According to Isleib, Godfrey will be preparing a lessons-learned document for the DoD in two or three months.
Study omitted sensor information
Godfrey investigated the six open issues identified in the 2002 MIT inquiry, which included concerns about the omission of critical information regarding the sensors used in the missile defense system, as well as alleged improper manipulation of flight data. None of the allegations of research misconduct were substantiated “by a preponderance of evidence” as is necessary based on the definition of research misconduct provided by the Office of Science and Technology Policy.
Regarding the sensors in particular, information about inconsistencies in calibration of the sensors was left out of the POET Study. Godfrey stated, in the DoD report, that “Omitting a discussion of such critical information in a scientific journal article might have constituted research misconduct. However, this was not a scientific journal article, and the two LL members of the POET team responded that the classified POET report was meant only for about 10 people, that the sensor problems were known to those involved in IFT-1A, and that the sensor produced adequate data anyways for at least 17 seconds, all of which were true.”
“Nonetheless, this investigation concludes that sensor performance was so important that it should have been discussed in the report,” the report continues. “This omission does not, however, rise to the level of research misconduct, due to the extenuating circumstances just described.”
Recommendations for MIT
Godfrey specifically criticized MIT’s handling of the 2002 preliminary inquiry of the allegations. The report states that the inquiry began without “clearly written allegations” and that the confidentiality of the process was compromised as “copies of a draft version of the Inquiry Report were not controlled adequately.” “Some information found its way into newspapers,” the report states. “Apparently, this violation of federal and MIT policy was not investigated.”

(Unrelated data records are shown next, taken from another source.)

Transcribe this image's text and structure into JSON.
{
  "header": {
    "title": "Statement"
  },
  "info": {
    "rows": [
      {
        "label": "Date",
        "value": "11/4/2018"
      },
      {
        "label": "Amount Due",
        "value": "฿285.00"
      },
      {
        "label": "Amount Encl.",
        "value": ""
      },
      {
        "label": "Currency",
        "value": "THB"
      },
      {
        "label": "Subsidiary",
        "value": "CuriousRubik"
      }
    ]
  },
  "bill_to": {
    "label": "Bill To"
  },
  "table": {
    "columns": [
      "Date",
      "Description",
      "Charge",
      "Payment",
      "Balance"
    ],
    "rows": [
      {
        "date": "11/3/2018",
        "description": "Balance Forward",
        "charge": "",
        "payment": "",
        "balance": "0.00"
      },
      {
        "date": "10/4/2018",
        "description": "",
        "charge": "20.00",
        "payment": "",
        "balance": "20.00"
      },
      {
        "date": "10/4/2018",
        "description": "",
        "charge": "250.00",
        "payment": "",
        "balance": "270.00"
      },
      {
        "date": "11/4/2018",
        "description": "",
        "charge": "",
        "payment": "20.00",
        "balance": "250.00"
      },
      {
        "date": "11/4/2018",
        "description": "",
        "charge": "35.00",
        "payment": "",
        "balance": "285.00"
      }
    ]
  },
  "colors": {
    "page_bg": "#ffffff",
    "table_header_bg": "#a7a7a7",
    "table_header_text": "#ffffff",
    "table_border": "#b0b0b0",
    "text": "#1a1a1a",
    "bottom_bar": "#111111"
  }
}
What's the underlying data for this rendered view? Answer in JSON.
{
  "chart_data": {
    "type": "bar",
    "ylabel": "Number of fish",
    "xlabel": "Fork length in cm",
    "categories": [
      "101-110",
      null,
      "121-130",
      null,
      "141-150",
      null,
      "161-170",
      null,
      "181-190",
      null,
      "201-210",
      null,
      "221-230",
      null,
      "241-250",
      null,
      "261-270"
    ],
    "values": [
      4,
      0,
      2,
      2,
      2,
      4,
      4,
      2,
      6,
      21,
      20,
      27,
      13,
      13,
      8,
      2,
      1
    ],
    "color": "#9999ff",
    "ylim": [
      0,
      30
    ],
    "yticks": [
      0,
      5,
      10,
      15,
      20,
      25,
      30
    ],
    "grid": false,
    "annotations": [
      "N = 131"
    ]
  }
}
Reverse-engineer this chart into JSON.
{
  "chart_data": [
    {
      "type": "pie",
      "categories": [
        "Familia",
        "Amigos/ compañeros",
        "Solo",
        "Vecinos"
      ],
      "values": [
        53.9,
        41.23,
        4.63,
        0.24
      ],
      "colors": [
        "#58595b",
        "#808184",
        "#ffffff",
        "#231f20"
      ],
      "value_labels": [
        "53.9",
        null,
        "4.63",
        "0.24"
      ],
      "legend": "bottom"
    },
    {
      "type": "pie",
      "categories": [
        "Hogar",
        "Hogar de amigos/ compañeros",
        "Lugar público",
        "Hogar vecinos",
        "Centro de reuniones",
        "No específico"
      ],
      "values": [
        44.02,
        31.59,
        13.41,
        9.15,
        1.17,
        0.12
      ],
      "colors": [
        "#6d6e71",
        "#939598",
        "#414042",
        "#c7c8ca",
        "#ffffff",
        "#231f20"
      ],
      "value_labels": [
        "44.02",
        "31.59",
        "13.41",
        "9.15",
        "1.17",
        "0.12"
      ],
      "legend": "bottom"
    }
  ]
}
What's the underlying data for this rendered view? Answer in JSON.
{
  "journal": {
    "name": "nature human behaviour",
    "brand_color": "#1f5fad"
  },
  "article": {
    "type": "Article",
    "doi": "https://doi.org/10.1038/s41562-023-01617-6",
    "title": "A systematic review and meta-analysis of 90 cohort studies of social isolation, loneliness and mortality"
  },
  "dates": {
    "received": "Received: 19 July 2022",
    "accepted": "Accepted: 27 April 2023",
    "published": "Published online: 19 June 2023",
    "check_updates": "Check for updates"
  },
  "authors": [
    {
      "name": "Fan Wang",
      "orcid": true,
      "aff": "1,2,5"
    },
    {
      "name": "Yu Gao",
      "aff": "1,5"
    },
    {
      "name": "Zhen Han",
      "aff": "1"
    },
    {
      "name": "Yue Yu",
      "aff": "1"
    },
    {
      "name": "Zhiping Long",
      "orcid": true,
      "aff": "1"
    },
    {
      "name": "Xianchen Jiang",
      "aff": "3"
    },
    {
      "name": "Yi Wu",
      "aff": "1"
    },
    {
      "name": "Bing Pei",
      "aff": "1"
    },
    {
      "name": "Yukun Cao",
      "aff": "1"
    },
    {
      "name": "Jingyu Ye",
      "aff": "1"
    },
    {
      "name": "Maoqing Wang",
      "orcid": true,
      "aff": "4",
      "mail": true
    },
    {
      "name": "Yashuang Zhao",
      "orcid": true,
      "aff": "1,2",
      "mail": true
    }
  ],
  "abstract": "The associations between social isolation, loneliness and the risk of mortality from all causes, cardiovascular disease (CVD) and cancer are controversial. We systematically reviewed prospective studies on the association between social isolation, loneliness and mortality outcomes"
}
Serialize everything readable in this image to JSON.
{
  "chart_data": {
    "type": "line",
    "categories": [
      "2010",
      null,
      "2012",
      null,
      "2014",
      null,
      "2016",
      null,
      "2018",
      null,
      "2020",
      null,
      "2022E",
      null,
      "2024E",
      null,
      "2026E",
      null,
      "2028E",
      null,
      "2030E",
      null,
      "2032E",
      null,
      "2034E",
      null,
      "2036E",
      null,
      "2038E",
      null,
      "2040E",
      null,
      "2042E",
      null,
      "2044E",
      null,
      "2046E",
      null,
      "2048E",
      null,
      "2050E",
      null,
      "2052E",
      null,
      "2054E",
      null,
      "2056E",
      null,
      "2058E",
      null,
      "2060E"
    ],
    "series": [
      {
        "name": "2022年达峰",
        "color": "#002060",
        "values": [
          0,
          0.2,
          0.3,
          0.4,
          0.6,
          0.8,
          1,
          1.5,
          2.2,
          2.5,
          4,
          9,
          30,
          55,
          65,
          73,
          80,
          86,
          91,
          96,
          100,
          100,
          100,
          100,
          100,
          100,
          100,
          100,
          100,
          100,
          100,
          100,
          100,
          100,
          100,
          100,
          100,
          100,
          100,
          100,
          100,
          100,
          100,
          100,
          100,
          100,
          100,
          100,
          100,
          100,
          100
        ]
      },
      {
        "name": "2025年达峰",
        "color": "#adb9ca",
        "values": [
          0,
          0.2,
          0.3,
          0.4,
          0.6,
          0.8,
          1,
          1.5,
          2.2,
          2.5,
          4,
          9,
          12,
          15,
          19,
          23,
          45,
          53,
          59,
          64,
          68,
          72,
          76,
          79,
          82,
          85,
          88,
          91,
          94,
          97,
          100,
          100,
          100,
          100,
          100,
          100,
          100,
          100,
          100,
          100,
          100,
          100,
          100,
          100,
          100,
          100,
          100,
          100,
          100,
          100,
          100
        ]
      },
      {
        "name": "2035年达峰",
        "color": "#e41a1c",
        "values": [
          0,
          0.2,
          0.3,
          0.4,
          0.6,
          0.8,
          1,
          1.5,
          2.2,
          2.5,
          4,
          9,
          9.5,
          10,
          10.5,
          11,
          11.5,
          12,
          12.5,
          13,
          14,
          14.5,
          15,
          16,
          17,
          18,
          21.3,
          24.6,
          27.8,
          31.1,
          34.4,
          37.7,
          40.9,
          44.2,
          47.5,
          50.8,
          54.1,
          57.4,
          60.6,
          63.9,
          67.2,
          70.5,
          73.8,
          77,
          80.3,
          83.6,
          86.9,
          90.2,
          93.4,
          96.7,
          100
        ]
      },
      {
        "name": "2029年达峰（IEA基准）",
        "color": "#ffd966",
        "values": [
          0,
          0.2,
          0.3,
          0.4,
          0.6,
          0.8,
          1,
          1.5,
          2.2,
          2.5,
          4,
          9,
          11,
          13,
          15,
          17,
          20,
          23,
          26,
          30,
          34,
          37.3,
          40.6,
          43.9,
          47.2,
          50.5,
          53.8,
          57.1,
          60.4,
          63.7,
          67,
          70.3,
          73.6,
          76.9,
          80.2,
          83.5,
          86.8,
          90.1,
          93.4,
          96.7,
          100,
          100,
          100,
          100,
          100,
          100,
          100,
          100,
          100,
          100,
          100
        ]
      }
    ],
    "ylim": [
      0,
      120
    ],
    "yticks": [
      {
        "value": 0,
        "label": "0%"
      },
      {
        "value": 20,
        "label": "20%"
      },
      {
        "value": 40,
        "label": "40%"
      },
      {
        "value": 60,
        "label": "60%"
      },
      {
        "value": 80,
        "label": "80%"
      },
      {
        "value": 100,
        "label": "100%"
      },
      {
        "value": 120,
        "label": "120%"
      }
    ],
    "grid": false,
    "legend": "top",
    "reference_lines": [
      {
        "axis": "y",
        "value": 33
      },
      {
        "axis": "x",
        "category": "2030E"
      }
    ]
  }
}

The DoD report also states that MIT failed to follow its own policy and did not include a summary of the rebuttal offered to MIT management by the alleged offenders, Meins and Tsai, in the inquiry report. According to the DoD report, Crawley, who led the inquiry, said that he was not aware of the rebuttal.
Canizares pointed out that most of the recommendations made in the DoD report are similar to the recommendations made by an ad hoc committee he led last year that looked into factors that complicated the resolution and investigation into the allegations. (The report is available at http://mit.edu/provost/letter-5-19-06.html.)
Canizares said that he decided to wait on the DoD report before discussing and possibly implementing the recommendations of the ad hoc committee. “It is definitely our intention to take a look at those,” Canizares said. “We are beginning to look at how to do that.” He said he hopes for expediency.